Rita Allen Foundation Scholar Dr. Robert Allan Weinberg is once again the focus of a New York Times article on the evolution of cancer research.

In a piece appearing in its August 16, 2011 edition, the Times cites the seminal paper co-written by Dr. Weinberg and Dr. Douglas Hanahan, “The Hallmarks of Cancer,” as the game-defining foundation for much of the promising research that has taken place over the past ten years.

The Hallmarks of Cancer outlines the six requirements for one renegade cell to cause deadly cancer. It is an important document because advances in genetics by the end of the 20th Century had led to the discovery of over 100 cancer cells with bewildering diversity. Until Dr. Weinberg’s work brought better clarity to the field, it was difficult to identify the principles that cancers had in common.

Further research since publication of Hallmarks has demonstrated that cancer cells are even more aggressive than originally suspected.

Dr.

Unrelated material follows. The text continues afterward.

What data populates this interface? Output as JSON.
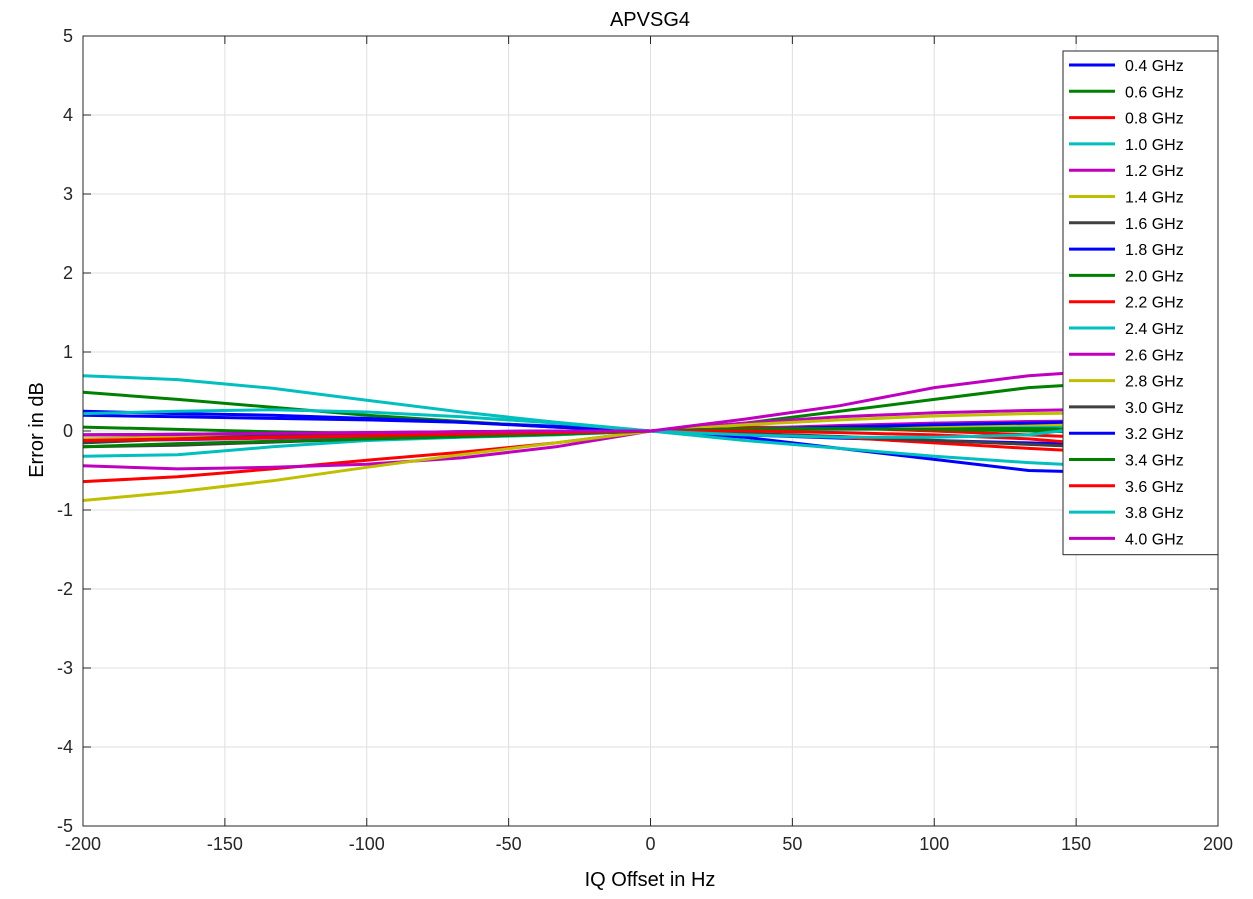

Weinberg is the Daniel K. Ludwig Professor for Cancer Research at MIT and a founding member of the Whitehead Institute for Biomedical Research. He is best known for his groundbreaking discoveries of the first human oncogene Ras and the first tumor supressor gene Rb.

He has been universally recognized for both his brilliance in cancer research and for his mentorship of many eminent scientists. He is currently studying cancer cell metastasis.